Di tutto ciò è difficile non essergli grati. Nel mondo di oggi gli Stati continuano certamente a controllare la metà della nostra esistenza e al tempo stesso nuove minacce globali si sono affermate sulla scena internazionale, ma esiste almeno la consapevolezza che la libertà va difesa e che senza di essa la nostra vita non è degna di essere vissuta.
Considerata per molti anni una mera sopravvivenza di epoche passate, è solo con l’inizio degli anni Ottanta che l’idea liberale è tornata ad animare dibattiti. In quei tempi si torna a scrivere libri sul liberalismo, si predispongono inchieste giornalistiche e televisive, si riscoprono pensatori e tradizioni. In particolare, molti comprendono – per usare un’espressione di Reagan stesso –come lo Stato non sia in grado di risolvere i nostri problemi e come anzi esso stesso sia divenuto, da tanti punti di vista, il nostro maggior problema.
Quel 4 novembre, però, giunsero a maturazione e finirono per convergere in un’unica direzione esperienze anche assai diverse, ma accomunate dalla volontà di ridimensionare i poteri pubblici.
In primo luogo, l’elezione di Reagan portò alla riaffermazione di un modello disocietà basato sul mercato, sulla concorrenza, sulla proprietà. Parole inedite come “liberalizzazione” o “privatizzazione” diventano moneta corrente, grazie a quanto viene realizzato in America e – parallelamente – nel Regno Unito della signora Thatcher. Il liberalismo riscopre la sua vocazione più autentica, quale teoria schierata a difesa della società e quindi contro lo Stato e le sue pretese.
Questo antistatalismo, allora, si sposa perfettamente con il reciso anticomunismo del “reaganismo”. Se un quarto di secolo fa l’Unione sovietica era in una fase di grande espansione mentre oggi è sparita dalle cartine geografiche, molto si deve certamente alla riscoperta dei principi liberali che ha trovato espressione nella svolta politica di inizio anni Ottanta.
In America come in Inghilterra, ad ogni modo, la politica delle privatizzazioni e della lotta contro il Big Government sono emerse dopo anni ed anni di lunghe battaglie intellettuali.
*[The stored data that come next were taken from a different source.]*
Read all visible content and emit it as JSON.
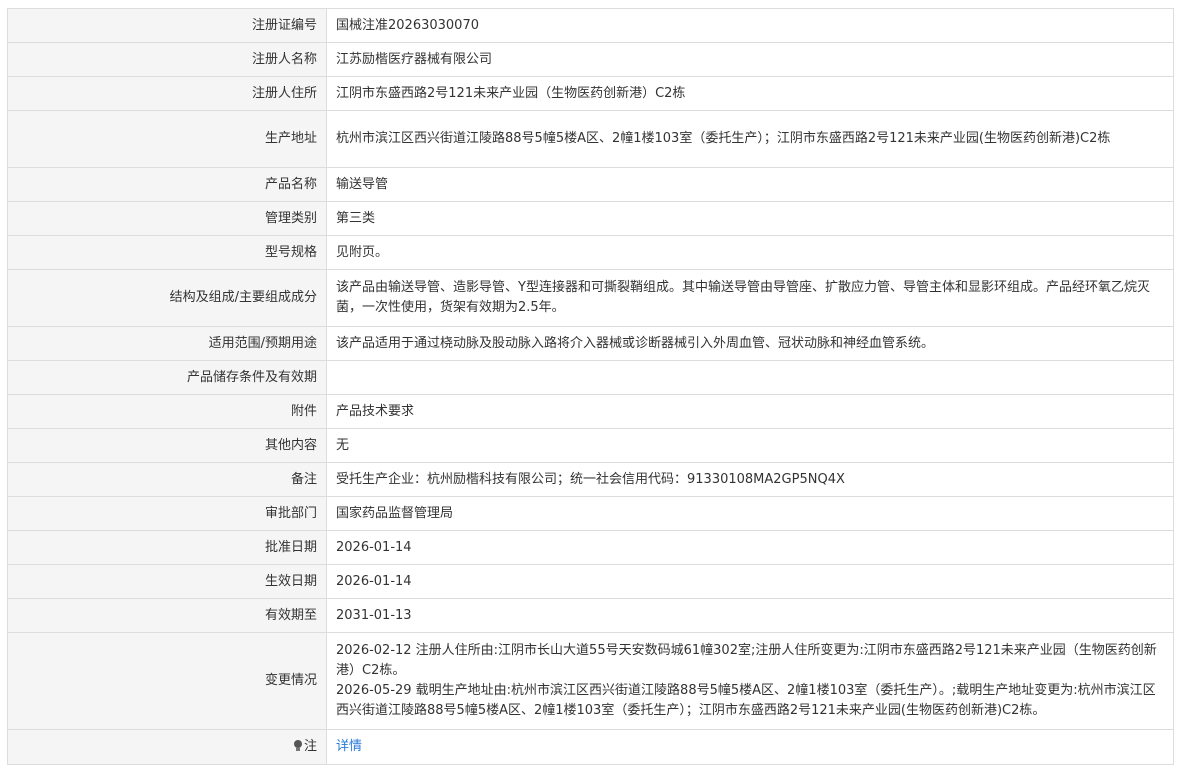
{
  "rows": [
    {
      "label": "注册证编号",
      "value": "国械注准20263030070"
    },
    {
      "label": "注册人名称",
      "value": "江苏励楷医疗器械有限公司"
    },
    {
      "label": "注册人住所",
      "value": "江阴市东盛西路2号121未来产业园（生物医药创新港）C2栋"
    },
    {
      "label": "生产地址",
      "value": "杭州市滨江区西兴街道江陵路88号5幢5楼A区、2幢1楼103室（委托生产）；江阴市东盛西路2号121未来产业园(生物医药创新港)C2栋"
    },
    {
      "label": "产品名称",
      "value": "输送导管"
    },
    {
      "label": "管理类别",
      "value": "第三类"
    },
    {
      "label": "型号规格",
      "value": "见附页。"
    },
    {
      "label": "结构及组成/主要组成成分",
      "value": "该产品由输送导管、造影导管、Y型连接器和可撕裂鞘组成。其中输送导管由导管座、扩散应力管、导管主体和显影环组成。产品经环氧乙烷灭菌，一次性使用，货架有效期为2.5年。"
    },
    {
      "label": "适用范围/预期用途",
      "value": "该产品适用于通过桡动脉及股动脉入路将介入器械或诊断器械引入外周血管、冠状动脉和神经血管系统。"
    },
    {
      "label": "产品储存条件及有效期",
      "value": ""
    },
    {
      "label": "附件",
      "value": "产品技术要求"
    },
    {
      "label": "其他内容",
      "value": "无"
    },
    {
      "label": "备注",
      "value": "受托生产企业：杭州励楷科技有限公司；统一社会信用代码：91330108MA2GP5NQ4X"
    },
    {
      "label": "审批部门",
      "value": "国家药品监督管理局"
    },
    {
      "label": "批准日期",
      "value": "2026-01-14"
    },
    {
      "label": "生效日期",
      "value": "2026-01-14"
    },
    {
      "label": "有效期至",
      "value": "2031-01-13"
    }
  ],
  "changes": {
    "label": "变更情况",
    "entries": [
      "2026-02-12 注册人住所由:江阴市长山大道55号天安数码城61幢302室;注册人住所变更为:江阴市东盛西路2号121未来产业园（生物医药创新港）C2栋。",
      "2026-05-29 载明生产地址由:杭州市滨江区西兴街道江陵路88号5幢5楼A区、2幢1楼103室（委托生产）。;载明生产地址变更为:杭州市滨江区西兴街道江陵路88号5幢5楼A区、2幢1楼103室（委托生产）；江阴市东盛西路2号121未来产业园(生物医药创新港)C2栋。"
    ]
  },
  "note": {
    "icon": "lightbulb-icon",
    "label": "注",
    "link_text": "详情",
    "link_color": "#2a7bd5"
  }
}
In questo senso, sia Ronald Reagan che la signora Thatcher sono impensabili senza il lavoro condotto per anni da alcuni think-tank, da professori ed intellettuali indipendenti, da giornali e riviste. Quella “rivoluzione liberale” che venticinque anni ha mosso i primi passi non si sarebbe mai avuta senza la Foundation for Economic Education (creata nel 1946 da Leonard Read), impegnata nella diffusione delle tesi liberali in America, e se in Inghilterra l’Institute of Economic Affairs (sorto nel 1955 per iniziativa di sir Anthony Fisher) non avesse forgiato una nuova generazione di studiosi e uomini politici; e la stessa Thatcher uscì da quel laboratorio di idee.
Ma non è un caso che in quello stesso 4 novembre 1980 sia iniziata – in America Latina – un’altra trasformazione radicale, che ancora continua a produrre conseguenza.
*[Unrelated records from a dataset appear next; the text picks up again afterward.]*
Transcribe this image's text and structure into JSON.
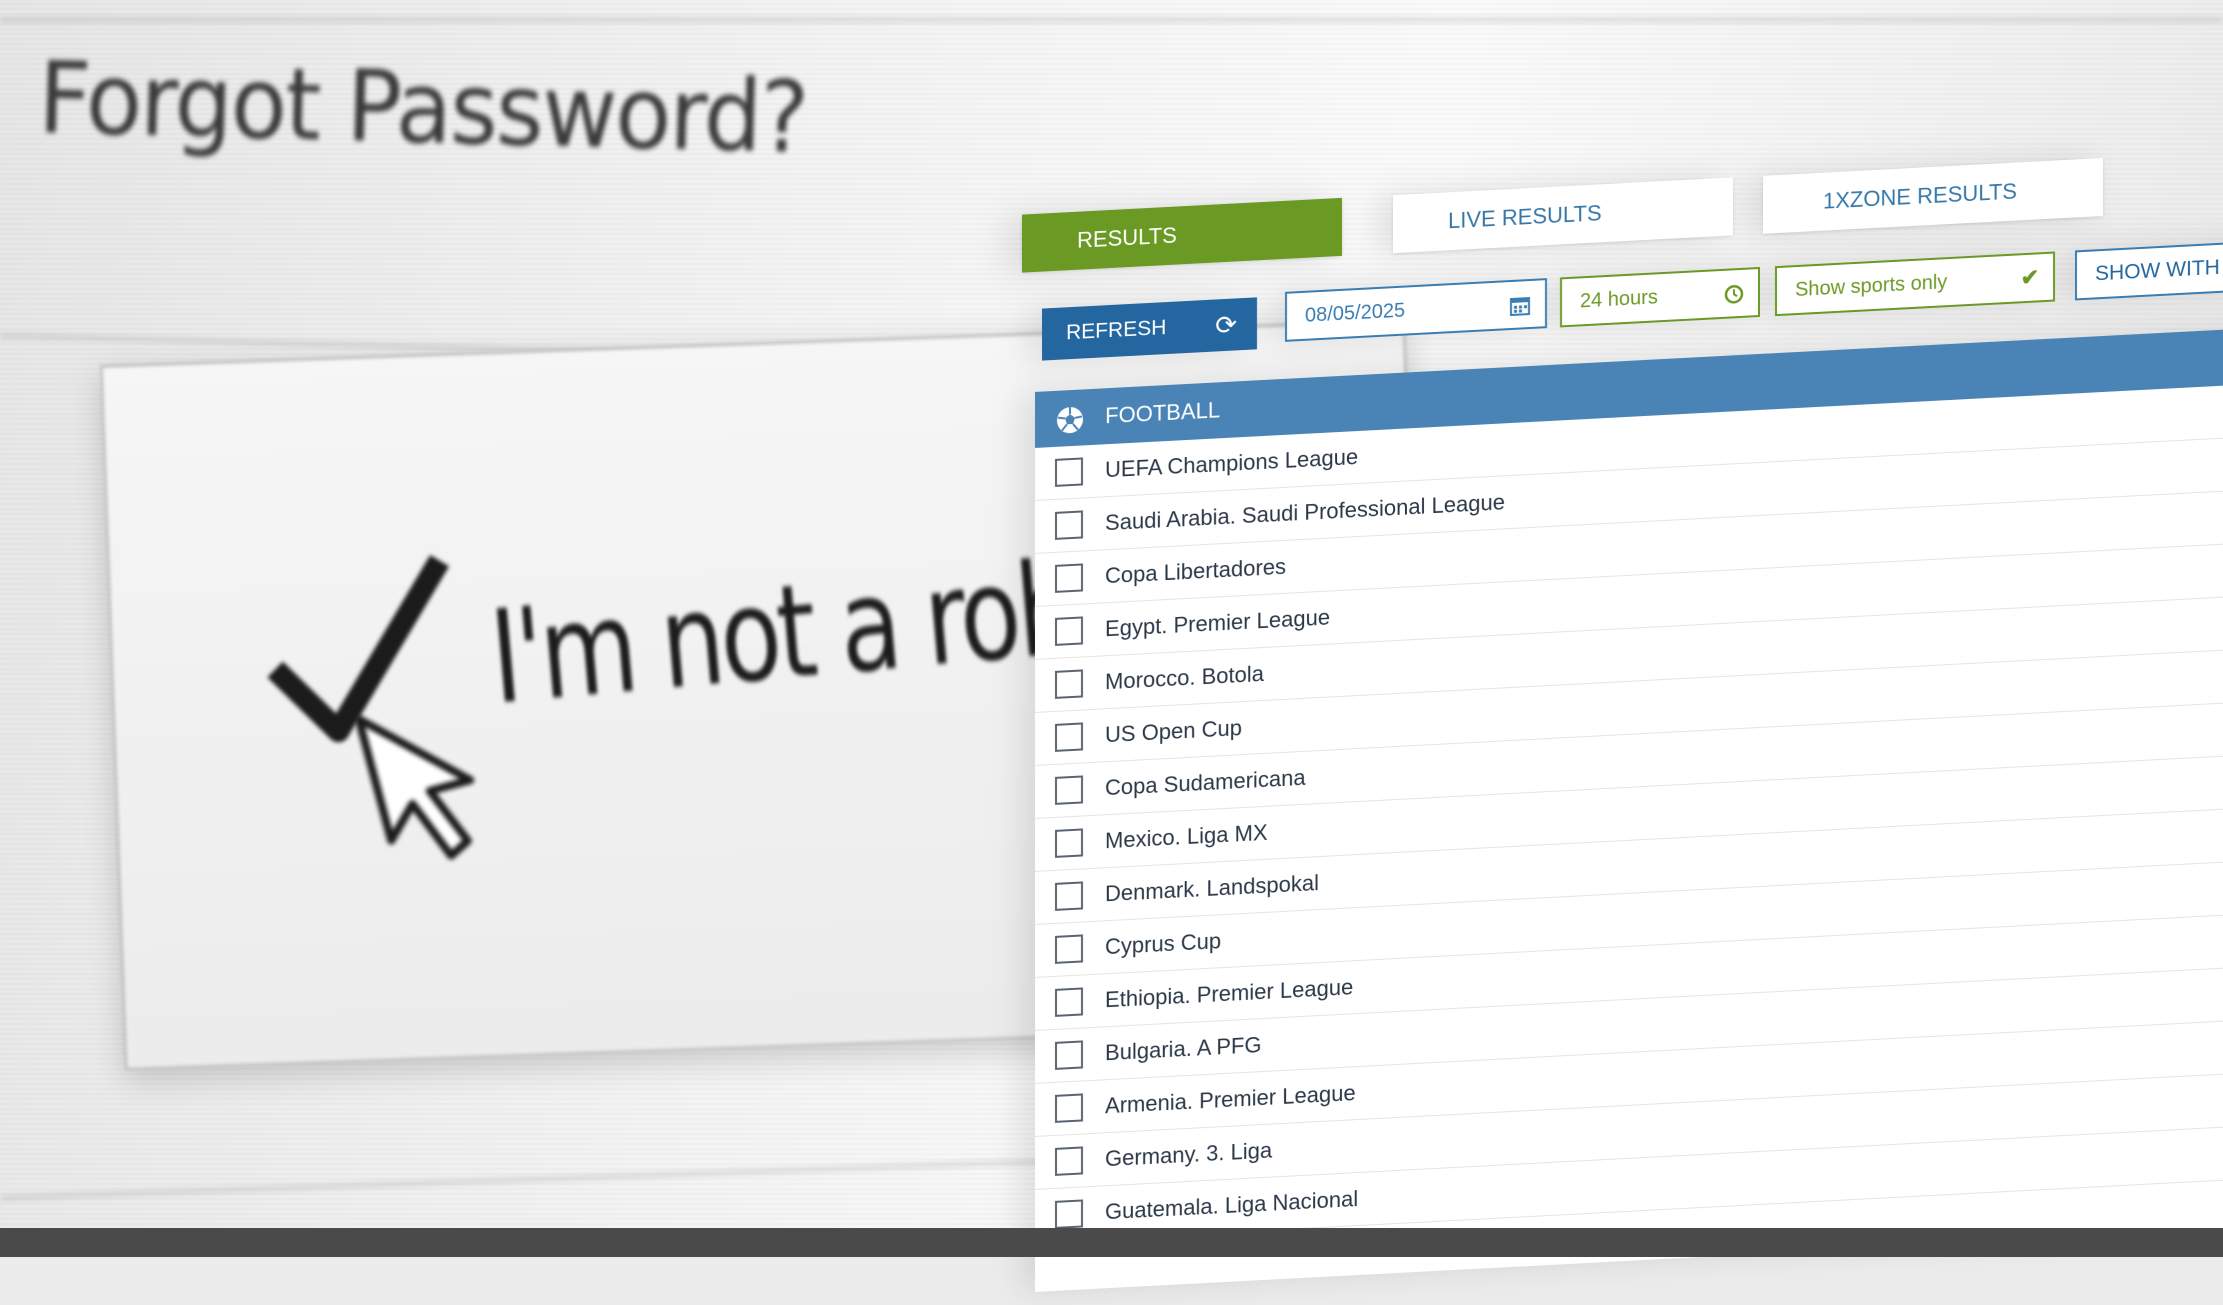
{
  "background": {
    "forgot_password": "Forgot Password?",
    "captcha_label": "I'm not a robot"
  },
  "tabs": [
    {
      "label": "RESULTS",
      "active": true
    },
    {
      "label": "LIVE RESULTS",
      "active": false
    },
    {
      "label": "1XZONE RESULTS",
      "active": false
    }
  ],
  "filters": {
    "refresh_label": "REFRESH",
    "date": "08/05/2025",
    "hours": "24 hours",
    "sports_only": "Show sports only",
    "show_with": "SHOW WITH"
  },
  "sport": {
    "name": "FOOTBALL",
    "icon": "soccer-ball-icon",
    "leagues": [
      "UEFA Champions League",
      "Saudi Arabia. Saudi Professional League",
      "Copa Libertadores",
      "Egypt. Premier League",
      "Morocco. Botola",
      "US Open Cup",
      "Copa Sudamericana",
      "Mexico. Liga MX",
      "Denmark. Landspokal",
      "Cyprus Cup",
      "Ethiopia. Premier League",
      "Bulgaria. A PFG",
      "Armenia. Premier League",
      "Germany. 3. Liga",
      "Guatemala. Liga Nacional"
    ]
  },
  "colors": {
    "accent_green": "#6a9a23",
    "accent_blue": "#24669f",
    "header_blue": "#4a84b7"
  }
}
Nel Cile del generale Pinochet un giovane economista, formatosi nelle università di Chicago e di Harvard, vara la sua riforma delle pensioni proprio quando Reagan diventa presidente. José Piñera inizia così un processo di riformulazione dello Stato sociale che permetterà al paese andino di salvare il futuro di quanti lasceranno il lavoro ed orienterà notevoli risorse verso il mondo produttivo, ponendo in tal modo le basi per un trapasso non traumatico
dalla dittatura alla democrazia.
Permettendo ad ogni lavoratore di accantonare su un conto personale i propri risparmi destinati alla pensione, Piñera fa di ogni cileno un piccolo capitalista ed un uomo indipendente. Il futuro di chi è giunto alla terza età smette quindi di dipendere dai favori e dai privilegi accordati dal governo, dato che ognuno è chiamato ad accantonare quello che serve alla propria vecchiaia.
Se nell’America latina dei mille peronismi e castrismi oggi il Cile è un modello ineguagliato, molto si deve a quel 4 novembre 1980 e a quella riforma che ha dato ad ogni lavoratore la sua “libretita”: il suo conto previdenziale individuale.
Dopo il Cile, molti paesi – a partire dalla Nuova Zelanda dei laburisti – hanno copiato quel modello, che oggi viene studiato e adattato pure nelle società uscite dal disastro del socialismo sovietico.
José Piñera continua a girare il mondo per convincere le opinioni pubbliche e le classi politiche dei vari paesi in merito alla necessità di puntare sulla responsabilità individuale e sul capitalismo di massa.
Talvolta – come nel caso italiano – non sono in molti ad ascoltarlo, ma è pur vero che in altri paesi la sua consulenza è stata di fondamentale aiuto a far sì che il sistema previdenziale venisse innovato in senso liberale. Ed una parziale accettazione delle sue proposte si è avuto perfino nella Svezia del modello socialdemocratico.
Il 4 novembre 1980, allora, mostra soprattutto come le idee abbiano conseguenze, e come le buone idee continuino a migliorare il mondo anche dopo vari decenni e in contesti storici largamente diversi.